Australia is considering the adoption of standards that depart from IOC. Is this a concern for you? Do you find this worrying?
It’s worrying for them, not for us. Australia does not belong to the IOC. For reasons I don’t understand, they have never wanted to become a member. They use our laboratories every year; they attend our meetings and they come to be recognized by IOC for their competence in chemical and sensory characteristics.
I say it’s worrying for them because after all, 98 percent of the world’s export comes from members of IOC.
Why do you think this is happening?
I’m not sure. Australians are quite demanding but in this specific case they are not respecting IOC and Codex standards; there are quite a few discrepancies which seem to favor home producers more than importers.
Could you give me an example of one discrepancy?
The Australian limit for campesterol of 4.8 percent is higher than the IOC and Codex standard which fixes a limit of 4 percent.
For us, the quality of olive oil is a key factor.
Can you tell me about the situation in India?
Promotion campaigns were carried out in India by IOC but the results have been disappointing. I can’t commit too much here as I have only just taken on my new role, but India has been a much slower market to develop olive oil consumption compared to China where the market is developing very quickly. But things can evolve.
You will be going to China soon. What do you plan to do during your visit?
I will be in Shanghai for the opening ceremony of the 7th International Exhibition of Olive Oil and Edible Oils starting on the 18th of April. I will meet with members of the agricultural ministry as well as the press, and IOC will have a stand (at the exhibition).
Can you comment on the situation in Spain at the moment regarding the low prices of olive oil?
This is indeed a preoccupying situation. Studies carried out by the Spanish Olive Oil Agency have shown that over the years the added value in the olive oil production chain has been very low; hardly 2.5 percent. Also, because of Spain’s important position in world production, the price of olive oil set in Spain will influence the price of olive oil in other exporting countries.
Economically, this situation cannot be maintained; certainly, some of the planned investments will have to be put on hold and we will stop harvesting a certain number of olives. This will then cause a reduction in production in relation to demand.
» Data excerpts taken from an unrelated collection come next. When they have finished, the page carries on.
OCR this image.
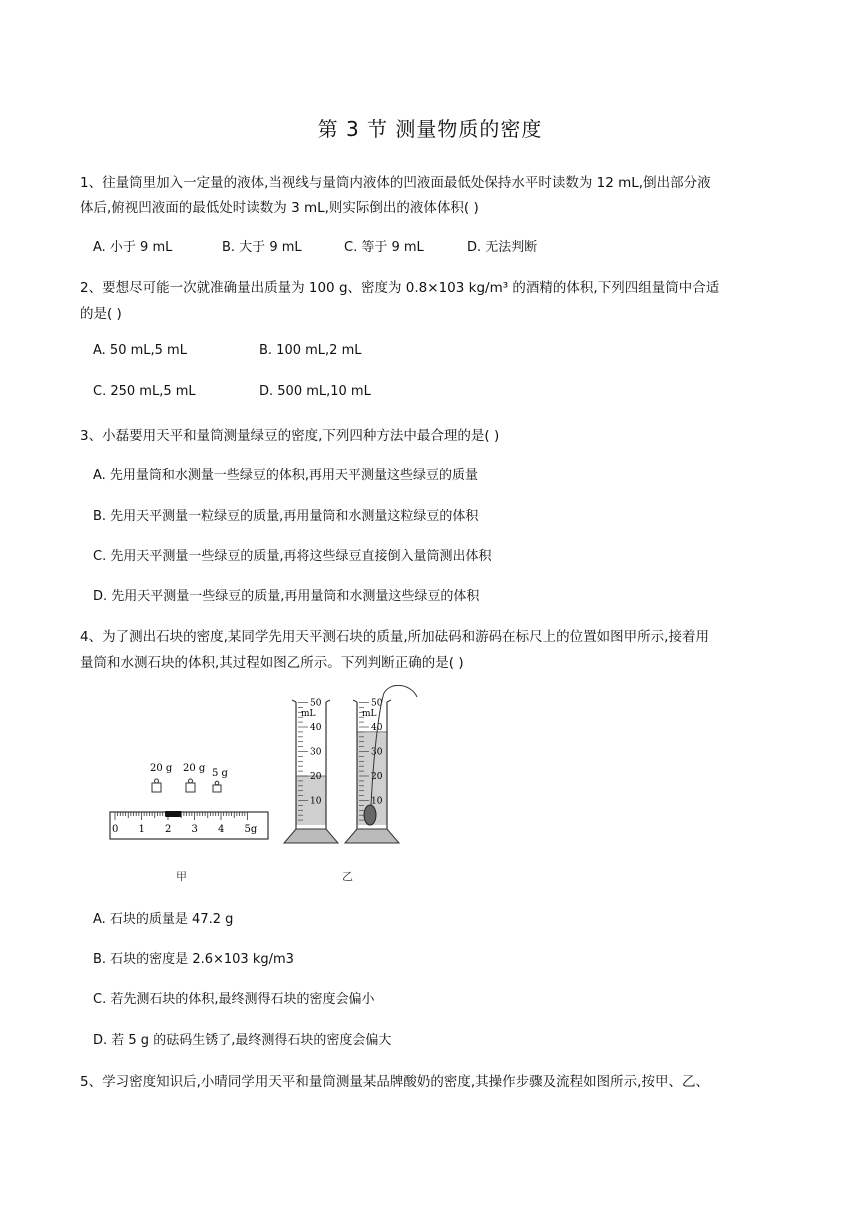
第 3 节 测量物质的密度
1、往量筒里加入一定量的液体,当视线与量筒内液体的凹液面最低处保持水平时读数为 12 mL,倒出部分液
体后,俯视凹液面的最低处时读数为 3 mL,则实际倒出的液体体积( )
A. 小于 9 mL	B. 大于 9 mL	C. 等于 9 mL	D. 无法判断
2、要想尽可能一次就准确量出质量为 100 g、密度为 0.8×103 kg/m³ 的酒精的体积,下列四组量筒中合适
的是( )
A. 50 mL,5 mL	B. 100 mL,2 mL
C. 250 mL,5 mL	D. 500 mL,10 mL
3、小磊要用天平和量筒测量绿豆的密度,下列四种方法中最合理的是( )
A. 先用量筒和水测量一些绿豆的体积,再用天平测量这些绿豆的质量
B. 先用天平测量一粒绿豆的质量,再用量筒和水测量这粒绿豆的体积
C. 先用天平测量一些绿豆的质量,再将这些绿豆直接倒入量筒测出体积
D. 先用天平测量一些绿豆的质量,再用量筒和水测量这些绿豆的体积
4、为了测出石块的密度,某同学先用天平测石块的质量,所加砝码和游码在标尺上的位置如图甲所示,接着用
量筒和水测石块的体积,其过程如图乙所示。下列判断正确的是( )
20 g 20 g 5 g
0 1 2 3 4 5g
50
40
30
20
10
mL
50
40
30
20
10
mL
甲	乙
A. 石块的质量是 47.2 g
B. 石块的密度是 2.6×103 kg/m3
C. 若先测石块的体积,最终测得石块的密度会偏小
D. 若 5 g 的砝码生锈了,最终测得石块的密度会偏大
5、学习密度知识后,小晴同学用天平和量筒测量某品牌酸奶的密度,其操作步骤及流程如图所示,按甲、乙、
The result would be the risk of having a sudden surge of price increase.
We’re entering a kind of yo- yo phase where we would have a lack of production generating high prices for a relatively long period, as we would need to plant new crops and allow enough time for harvesting. This would indeed have an effect on all the exporting countries.
There have been recent reports of fraud. What is the cause?
I’d like to clarify a point that is not always understood. IOC is an intergovernmental organization with very high chemical and sensory standards. The member countries belonging to our organization have undertaken to respect these standards for the products they export and import.
It is important to know two things when talking about the quality of olive oil. The useful life cycle and conditions of storage, and when the analyses are carried out
The IOC specifies that analyses must be done at the time of international trading; this is vital. Light, heat and bad storage will deteriorate the quality of olive oil. We must respect this product; store it away from light, from heat so as to appreciate all its fine qualities.
Is your new role at IOC very different from that of CEFS?
Yes, very different; by the size of the industry and the product. Olive oil is a much more sophisticated product than sugar. Here at IOC, I am applying my experience of working in the public sector and in an agro-industry federation.
Do you read Olive Oil Times?
Yes, I do; I find it dynamic, I like it.
Thank you for your time, Mr. Barjol.